A Danish man suspected of a bow-and-arrow attack in a small Norwegian town that killed five people and wounded two others is a Muslim convert who had previously been flagged as having been radicalised, police say.
The man is suspected of having shot at people in a number of locations in the town of Kongsberg on Wednesday evening. Several of the victims were in a supermarket, police said.
“There earlier had been worries of the man having been radicalised,” Police Chief Ole B. Saeverud told a news conference.
He added that there were “complicated assessments related to the motive, and it will take time before this is clarified.” He didn’t elaborate on what was meant by being radicalised.
Saeverud added that the last report of concern was last year.
The victims were four women and one man between the ages of 50 and 70, Saeverud said.

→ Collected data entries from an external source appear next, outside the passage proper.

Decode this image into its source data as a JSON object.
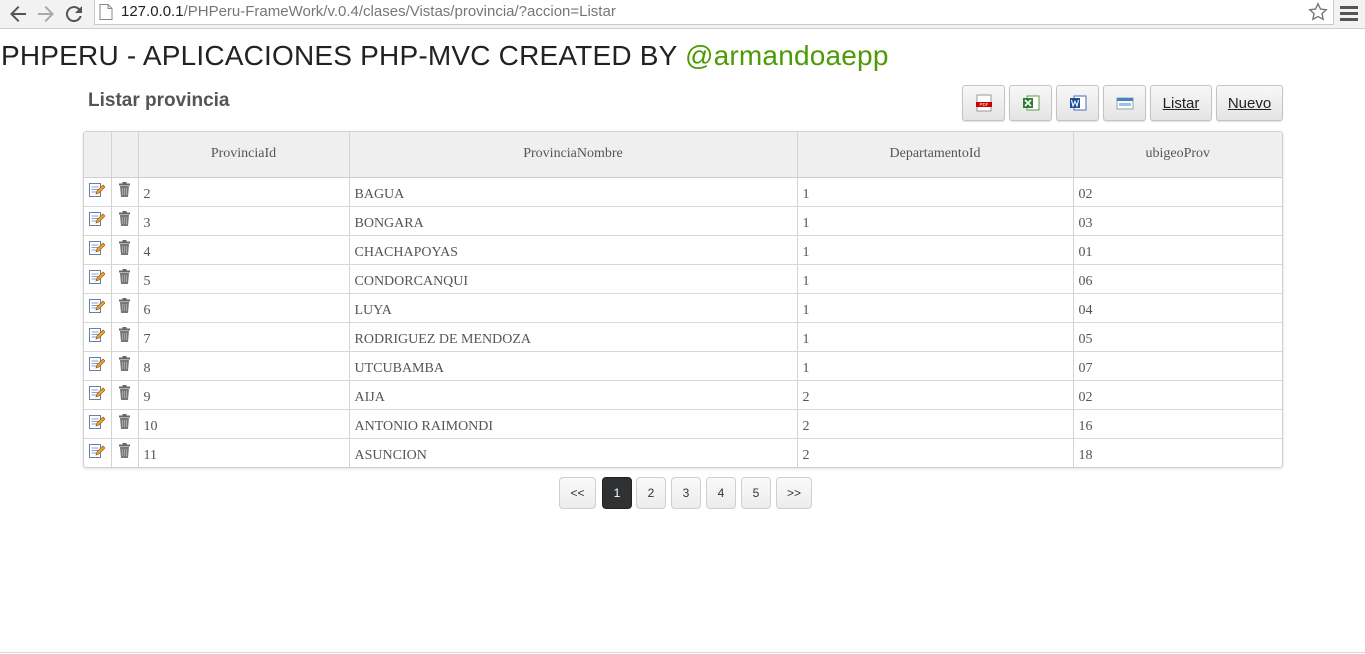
{
  "browser": {
    "url_host": "127.0.0.1",
    "url_path": "/PHPeru-FrameWork/v.0.4/clases/Vistas/provincia/?accion=Listar"
  },
  "app": {
    "title_prefix": "PHPERU - APLICACIONES PHP-MVC CREATED BY ",
    "title_author": "@armandoaepp",
    "author_color": "#4e9a06"
  },
  "section_title": "Listar provincia",
  "toolbar": {
    "icons": [
      "pdf-icon",
      "excel-icon",
      "word-icon",
      "html-icon"
    ],
    "list_label": "Listar",
    "new_label": "Nuevo"
  },
  "table": {
    "columns": [
      "ProvinciaId",
      "ProvinciaNombre",
      "DepartamentoId",
      "ubigeoProv"
    ],
    "rows": [
      [
        "2",
        "BAGUA",
        "1",
        "02"
      ],
      [
        "3",
        "BONGARA",
        "1",
        "03"
      ],
      [
        "4",
        "CHACHAPOYAS",
        "1",
        "01"
      ],
      [
        "5",
        "CONDORCANQUI",
        "1",
        "06"
      ],
      [
        "6",
        "LUYA",
        "1",
        "04"
      ],
      [
        "7",
        "RODRIGUEZ DE MENDOZA",
        "1",
        "05"
      ],
      [
        "8",
        "UTCUBAMBA",
        "1",
        "07"
      ],
      [
        "9",
        "AIJA",
        "2",
        "02"
      ],
      [
        "10",
        "ANTONIO RAIMONDI",
        "2",
        "16"
      ],
      [
        "11",
        "ASUNCION",
        "2",
        "18"
      ]
    ],
    "row_icons": [
      "edit-icon",
      "trash-icon"
    ]
  },
  "pagination": {
    "prev": "<<",
    "pages": [
      "1",
      "2",
      "3",
      "4",
      "5"
    ],
    "next": ">>",
    "current": "1"
  }
}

Police were alerted at 6.12pm on Wednesday to a man shooting with a bow and arrows in Kongsberg, some 66km southwest of Oslo. Officers made contact with the suspect but he escaped and wasn’t caught until 6.47pm, 35 minutes after the attack began, Saeverud said.
Officials believe that the man didn’t start killing people until police arrived on the scene.
“From what we know now, it is reasonably clear that some, probably everyone, was killed after the police were in contact with the perpetrator,” Saeverud said.
Speaking calmly and clearly after his arrest, the suspect told police, “I did this,” said Ann Iren Svane Mathiassen, the police attorney who is leading the investigation.
“He talked calmly and clearly described what he had done. He admitted killing the five people,” she told The Associated Press.
The rampage happened in clear view of dozens of witnesses in this small town, which today is in hushed shock, according to onlookers. Police have already spoke to between 20 and 30 witnesses who saw the attacker wound and kill his victims, according to Svane Mathiassen.
“There are people who saw him in the city. Before the killings. That is when he injured people,” Svane Mathiassen said.
Witness Erik Benum, who lives on the same road as the supermarket that one of the crime scenes, told the AP that he saw the escaped shop workers sheltering in doorways.
“I saw them hiding in the corner. Then I went to see what was happening, and I saw the police moving in with a shield and rifles. It was a very strange sight.”
The bow and arrow were just part of the killer’s arsenal. But police are yet to confirm what other weapons he used.
Both the hospitalised victims are in intensive care. They include an off-duty police officer who was inside the store. Their condition was not immediately known.
The suspect is being held on preliminary charges, which is a step short of formal charges. Police believe he acted alone.
Newly appointed Prime Minister-Jonas Gahr Stoere called the attack “horrific.”
“This is unreal. But the reality is that five people have been killed, many are injured and many are in shock ,” Gahr Stoere told Norwegian broadcaster NRK.
In a statement to the mayor of Kongsberg, Norwegian King Harald V said people have “experienced that their safe local environment suddenly became a dangerous place. It shakes us all when horrible things happen near us, when you least expect it, in the middle of everyday life on the open street.”